Mempertimbangkan hasil analisa hukum tersebut, rekomendasi SAFEnet kepada Menteri Kominfo yakni:

  1. Menata legislasi dan regulasi bila ketentuan pokok nan mendasarnya belum cukup tunggal dan utuh mengatur, sebagaimana dikaitkan dengan rencana atas Rancangan Undang-Undang Perlindungan Data Pribadi. Aturan saat ini masih tersebar luas, dan tidak begitu jelas dipahami lingkup tanggung jawabnya. Artinya memerlukan penataan yang lebih komprehensif dan protektif.
  2. Berkaitan dengan itu, diharapkan upaya progresif undang-undang perlindungan data pribadi dapat menjadi pijakan bersama menentukan arah perubahannya, termasuk menegaskan prinsip-prinsip, mekanisme, prosedur, saluran komplain atas pembatasan yang dilakukan, mengingat urgensi atas cakupan dan levelnya perlu pula penegasan legislasinya.

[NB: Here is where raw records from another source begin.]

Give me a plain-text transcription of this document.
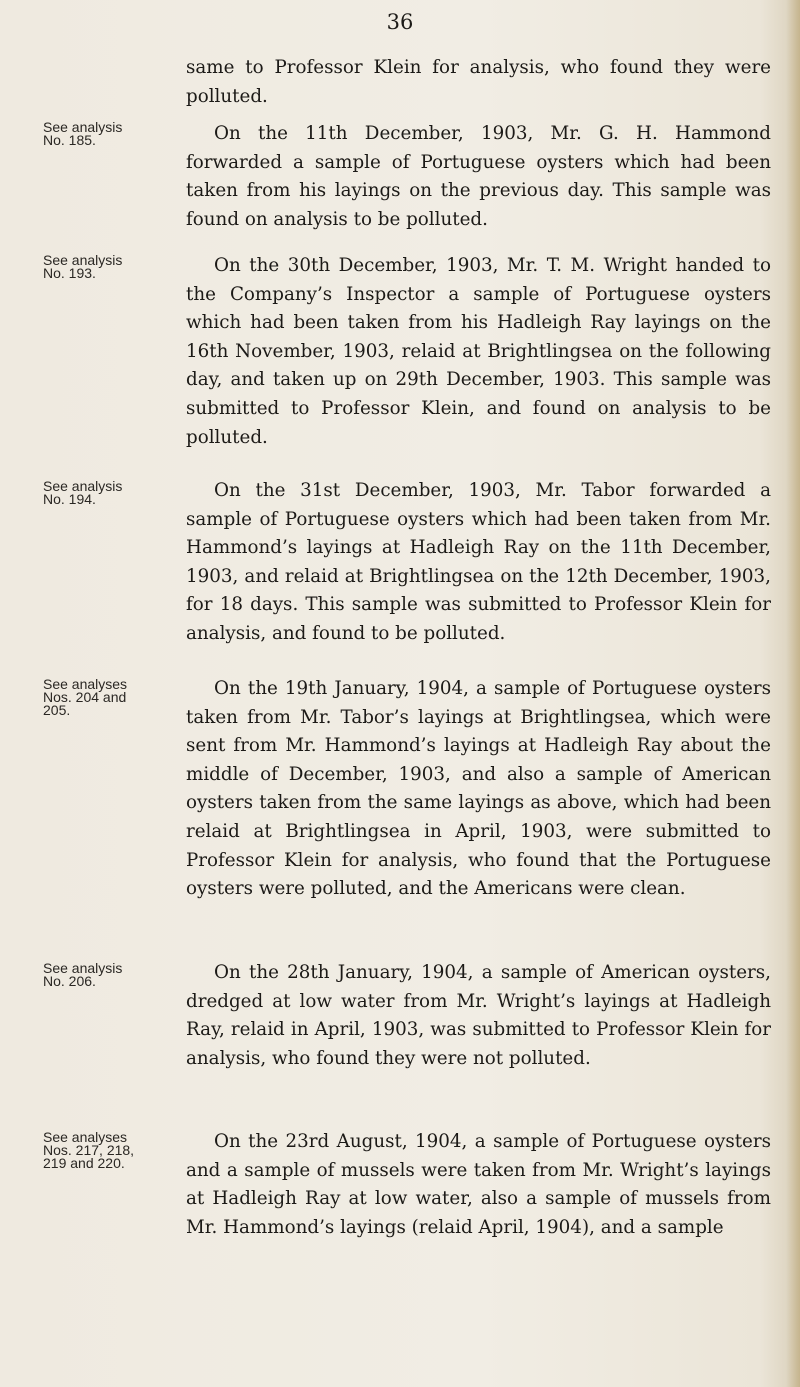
36

same to Professor Klein for analysis, who found they were polluted.

See analysis
No. 185.
See analysis
No. 193.
See analysis
No. 194.
See analyses
Nos. 204 and
205.
See analysis
No. 206.
See analyses
Nos. 217, 218,
219 and 220.

On the 11th December, 1903, Mr. G. H. Hammond forwarded a sample of Portuguese oysters which had been taken from his layings on the previous day. This sample was found on analysis to be polluted.

On the 30th December, 1903, Mr. T. M. Wright handed to the Company’s Inspector a sample of Portuguese oysters which had been taken from his Hadleigh Ray layings on the 16th November, 1903, relaid at Brightlingsea on the following day, and taken up on 29th December, 1903. This sample was submitted to Professor Klein, and found on analysis to be polluted.

On the 31st December, 1903, Mr. Tabor forwarded a sample of Portuguese oysters which had been taken from Mr. Hammond’s layings at Hadleigh Ray on the 11th December, 1903, and relaid at Brightlingsea on the 12th December, 1903, for 18 days. This sample was submitted to Professor Klein for analysis, and found to be polluted.

On the 19th January, 1904, a sample of Portuguese oysters taken from Mr. Tabor’s layings at Brightlingsea, which were sent from Mr. Hammond’s layings at Hadleigh Ray about the middle of December, 1903, and also a sample of American oysters taken from the same layings as above, which had been relaid at Brightlingsea in April, 1903, were submitted to Professor Klein for analysis, who found that the Portuguese oysters were polluted, and the Americans were clean.

On the 28th January, 1904, a sample of American oysters, dredged at low water from Mr. Wright’s layings at Hadleigh Ray, relaid in April, 1903, was submitted to Professor Klein for analysis, who found they were not polluted.

On the 23rd August, 1904, a sample of Portuguese oysters and a sample of mussels were taken from Mr. Wright’s layings at Hadleigh Ray at low water, also a sample of mussels from Mr. Hammond’s layings (relaid April, 1904), and a sample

  3. Pemerintah perlu pula memastikan perlindungan hak privasi atau pribadi, termasuk dalam lingkup PSE privat, sehingga aturan yang terintegral terkait undang-undang yang mengatur perlindungan data pribadi dapat menjadi induk pengaturan.
  4. Perlu pula memastikan keterlibatan publik dalam pengembangan kebijakan atau pembentukan hukum peraturan perundang-undangan terkait, meskipun produk hukum itu bagian dari wewenang pilar eksekutif.